Republican leaders have said they would adhere to so-called regular order — bringing all 12 annual spending bills to the House floor individually before the start of the new fiscal year. But that almost never happens and is even more unlikely this year, because lawmakers are already months behind schedule and there’s no agreement between the parties on overall spending levels.
Jennifer Hing, a spokeswoman for the Appropriations panel, said in an email that Chairman Rodney Frelinghuysen, R-N.J., is “committed to passing all 12 appropriations bills through regular order.”
Because of the extremely compressed calendar, Graves and other Republicans said it makes sense to fast-forward past the floor work on individual spending bills.
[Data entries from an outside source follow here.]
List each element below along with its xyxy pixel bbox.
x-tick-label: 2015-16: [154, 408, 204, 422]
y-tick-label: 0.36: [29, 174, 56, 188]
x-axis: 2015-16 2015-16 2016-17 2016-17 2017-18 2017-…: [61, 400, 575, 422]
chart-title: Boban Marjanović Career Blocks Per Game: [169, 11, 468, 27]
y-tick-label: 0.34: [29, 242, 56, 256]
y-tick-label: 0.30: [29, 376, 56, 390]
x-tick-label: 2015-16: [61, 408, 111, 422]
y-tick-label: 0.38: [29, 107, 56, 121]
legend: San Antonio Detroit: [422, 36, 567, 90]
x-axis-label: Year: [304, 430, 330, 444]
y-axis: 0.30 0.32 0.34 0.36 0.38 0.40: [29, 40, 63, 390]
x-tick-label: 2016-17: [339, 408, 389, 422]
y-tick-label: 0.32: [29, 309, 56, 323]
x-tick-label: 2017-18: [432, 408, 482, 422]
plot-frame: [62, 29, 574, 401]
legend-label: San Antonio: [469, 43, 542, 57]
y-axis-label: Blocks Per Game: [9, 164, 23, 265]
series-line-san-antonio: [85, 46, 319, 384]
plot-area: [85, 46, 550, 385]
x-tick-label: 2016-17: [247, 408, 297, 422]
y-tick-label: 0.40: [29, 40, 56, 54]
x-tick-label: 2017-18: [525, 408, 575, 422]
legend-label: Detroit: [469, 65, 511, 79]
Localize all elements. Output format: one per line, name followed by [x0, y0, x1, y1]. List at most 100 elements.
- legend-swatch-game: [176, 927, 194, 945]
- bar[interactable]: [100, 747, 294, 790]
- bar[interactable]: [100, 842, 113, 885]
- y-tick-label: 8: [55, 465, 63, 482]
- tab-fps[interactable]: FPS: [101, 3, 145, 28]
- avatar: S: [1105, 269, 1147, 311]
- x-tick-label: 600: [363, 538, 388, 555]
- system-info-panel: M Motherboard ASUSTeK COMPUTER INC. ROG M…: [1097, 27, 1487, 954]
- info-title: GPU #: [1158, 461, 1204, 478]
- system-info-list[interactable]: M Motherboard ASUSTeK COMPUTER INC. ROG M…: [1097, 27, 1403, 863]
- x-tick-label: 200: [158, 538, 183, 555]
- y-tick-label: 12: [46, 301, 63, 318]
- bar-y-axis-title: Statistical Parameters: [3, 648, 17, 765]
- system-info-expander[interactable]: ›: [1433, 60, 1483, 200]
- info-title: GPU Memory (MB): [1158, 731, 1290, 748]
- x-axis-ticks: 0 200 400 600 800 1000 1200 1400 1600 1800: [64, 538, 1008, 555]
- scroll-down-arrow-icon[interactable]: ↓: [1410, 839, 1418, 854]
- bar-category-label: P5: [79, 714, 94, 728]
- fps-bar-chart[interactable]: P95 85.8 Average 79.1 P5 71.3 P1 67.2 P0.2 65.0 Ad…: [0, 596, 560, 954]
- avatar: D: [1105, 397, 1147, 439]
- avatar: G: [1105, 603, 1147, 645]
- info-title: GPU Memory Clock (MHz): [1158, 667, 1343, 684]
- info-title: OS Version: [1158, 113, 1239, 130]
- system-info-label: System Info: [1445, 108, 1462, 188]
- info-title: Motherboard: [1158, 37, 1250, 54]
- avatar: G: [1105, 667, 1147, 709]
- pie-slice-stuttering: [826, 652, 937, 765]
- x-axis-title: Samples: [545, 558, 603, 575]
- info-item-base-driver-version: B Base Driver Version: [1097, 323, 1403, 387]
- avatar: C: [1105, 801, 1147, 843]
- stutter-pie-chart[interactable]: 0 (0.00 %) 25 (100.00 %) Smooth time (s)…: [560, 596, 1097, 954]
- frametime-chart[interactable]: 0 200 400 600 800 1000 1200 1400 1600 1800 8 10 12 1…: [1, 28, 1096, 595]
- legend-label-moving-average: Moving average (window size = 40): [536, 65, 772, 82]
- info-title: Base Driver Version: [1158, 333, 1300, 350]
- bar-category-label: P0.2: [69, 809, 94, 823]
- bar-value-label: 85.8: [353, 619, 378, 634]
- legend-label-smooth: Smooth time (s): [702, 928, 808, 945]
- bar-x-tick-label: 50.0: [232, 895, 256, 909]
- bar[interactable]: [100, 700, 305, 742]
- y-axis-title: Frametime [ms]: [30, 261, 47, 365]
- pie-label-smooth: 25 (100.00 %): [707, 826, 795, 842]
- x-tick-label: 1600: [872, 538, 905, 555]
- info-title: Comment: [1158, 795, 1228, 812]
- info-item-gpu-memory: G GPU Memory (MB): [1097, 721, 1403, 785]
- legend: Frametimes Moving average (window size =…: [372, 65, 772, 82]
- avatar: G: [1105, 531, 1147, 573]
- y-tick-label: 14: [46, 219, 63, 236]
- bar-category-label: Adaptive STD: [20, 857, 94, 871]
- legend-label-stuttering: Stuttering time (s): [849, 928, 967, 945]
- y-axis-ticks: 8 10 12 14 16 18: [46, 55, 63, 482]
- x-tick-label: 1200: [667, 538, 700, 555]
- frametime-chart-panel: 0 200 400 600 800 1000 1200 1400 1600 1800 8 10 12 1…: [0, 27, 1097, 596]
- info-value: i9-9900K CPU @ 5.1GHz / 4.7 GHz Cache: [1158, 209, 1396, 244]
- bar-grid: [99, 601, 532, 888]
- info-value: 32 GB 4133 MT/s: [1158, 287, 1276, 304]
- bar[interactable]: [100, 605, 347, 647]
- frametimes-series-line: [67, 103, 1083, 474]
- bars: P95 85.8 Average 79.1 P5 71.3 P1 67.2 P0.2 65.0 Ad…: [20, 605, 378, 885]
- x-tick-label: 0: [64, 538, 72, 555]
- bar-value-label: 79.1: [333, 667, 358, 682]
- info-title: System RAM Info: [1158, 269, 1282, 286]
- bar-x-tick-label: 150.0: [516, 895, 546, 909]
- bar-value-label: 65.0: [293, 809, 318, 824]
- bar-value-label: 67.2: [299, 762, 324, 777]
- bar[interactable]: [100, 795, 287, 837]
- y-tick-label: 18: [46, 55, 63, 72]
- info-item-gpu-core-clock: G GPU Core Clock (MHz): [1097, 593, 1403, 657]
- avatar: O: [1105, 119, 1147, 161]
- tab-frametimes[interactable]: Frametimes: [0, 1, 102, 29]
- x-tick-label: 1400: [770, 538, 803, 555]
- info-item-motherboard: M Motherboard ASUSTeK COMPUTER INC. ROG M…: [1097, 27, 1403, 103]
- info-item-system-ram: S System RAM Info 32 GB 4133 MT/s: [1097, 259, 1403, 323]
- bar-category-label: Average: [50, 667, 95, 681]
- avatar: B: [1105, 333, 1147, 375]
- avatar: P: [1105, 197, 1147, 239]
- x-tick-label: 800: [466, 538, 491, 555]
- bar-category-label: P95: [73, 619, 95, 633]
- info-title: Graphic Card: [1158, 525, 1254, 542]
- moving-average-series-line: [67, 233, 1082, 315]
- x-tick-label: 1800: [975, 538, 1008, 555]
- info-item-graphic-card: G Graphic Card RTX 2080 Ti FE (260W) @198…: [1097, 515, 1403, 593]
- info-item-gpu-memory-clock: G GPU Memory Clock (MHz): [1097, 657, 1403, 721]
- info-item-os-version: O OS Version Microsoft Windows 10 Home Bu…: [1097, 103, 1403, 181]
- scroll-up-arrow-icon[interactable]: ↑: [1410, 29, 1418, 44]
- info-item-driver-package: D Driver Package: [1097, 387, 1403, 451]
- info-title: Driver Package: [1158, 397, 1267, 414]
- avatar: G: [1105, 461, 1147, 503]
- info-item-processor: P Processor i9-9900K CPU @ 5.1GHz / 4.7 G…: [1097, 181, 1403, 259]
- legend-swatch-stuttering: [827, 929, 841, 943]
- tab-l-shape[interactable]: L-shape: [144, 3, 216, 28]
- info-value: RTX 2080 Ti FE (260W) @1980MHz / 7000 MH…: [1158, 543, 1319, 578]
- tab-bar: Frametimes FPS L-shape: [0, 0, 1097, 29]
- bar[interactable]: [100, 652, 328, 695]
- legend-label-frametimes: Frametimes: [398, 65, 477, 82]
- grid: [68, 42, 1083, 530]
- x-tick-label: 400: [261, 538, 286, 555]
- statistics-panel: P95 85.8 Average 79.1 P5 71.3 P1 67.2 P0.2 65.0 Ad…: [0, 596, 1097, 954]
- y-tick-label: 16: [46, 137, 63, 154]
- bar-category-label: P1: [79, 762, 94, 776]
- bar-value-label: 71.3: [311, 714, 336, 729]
They emphasized the catchall package would be a conservative piece of legislation, rather than the compromise measures that are often hashed out in private by Republican and Democratic leaders.
“What Tom’s talking about, and I think it’s a very, very good idea, is just write a Republican omnibus up front and have a big fight over that,” said Rep. Tom Cole of Oklahoma, a senior Republican appropriator. “We would have a very clear statement of Republican principles.”
“I think it has a lot of merit, and it had a lot of appeal today, so we’ll see where we go,” he added.
Rep. Mike Simpson of Idaho, another top GOP appropriator, said the idea was “interesting and worth looking at.”
“If we end up with an omnibus, why not think about it now?” Simpson told CQ Roll Call.
Cole said Graves did not propose how to address topline spending levels, which are set to decrease in fiscal 2018 for both defense and nondefense discretionary spending unless Congress reaches a new budget agreement to change the statutory limits set in a 2011 deficit control law.
Even if House Republicans are able to cobble together an omnibus and pass it before August — a monumental task, given the short time frame and the typical opposition of many Republicans to large spending bills — the legislation would likely be dead on arrival in the Senate, where Democrats will be needed to pass any spending bills for fiscal 2018.
Cole said he also warned members of that likelihood, pointing out that Senate rules require 60 votes to take up most legislation and there are only 52 Republicans in the chamber.
“Let’s not get away from a fundamental reality: at the end of the day, we will sit down with the Democrats because this process has to be bipartisan as long as the Senate has the rule of 60,” he said.
Graves said he hasn’t yet talked to any senators about his idea.
Passing a GOP-crafted omnibus out of the House could still give Republicans a leg up on messaging, though.
Cole said Republicans would go home to their districts during the recess to tout the legislation, giving them a head start on selling their spending plans to the public ahead of the inevitable fight with Democrats before the Sept. 30 deadline.
“We would pass it before August, and that’s what we would go home to — to talk about and to position our leadership to negotiate in the fall, when we’re going to have to do it anyway,” he said.
Graves said that after Congress finally wrapped up a disjointed fiscal 2017 appropriations process earlier this month with an omnibus package, more than seven months into the fiscal year, he started talking to other House members about a better path forward for fiscal 2018.
He said the idea of immediately passing a 12-bill package would mirror the spending processes used by many state legislatures, including the Georgia General Assembly, where he served before joining Congress.
Paul M. Krawzak contributed to this report.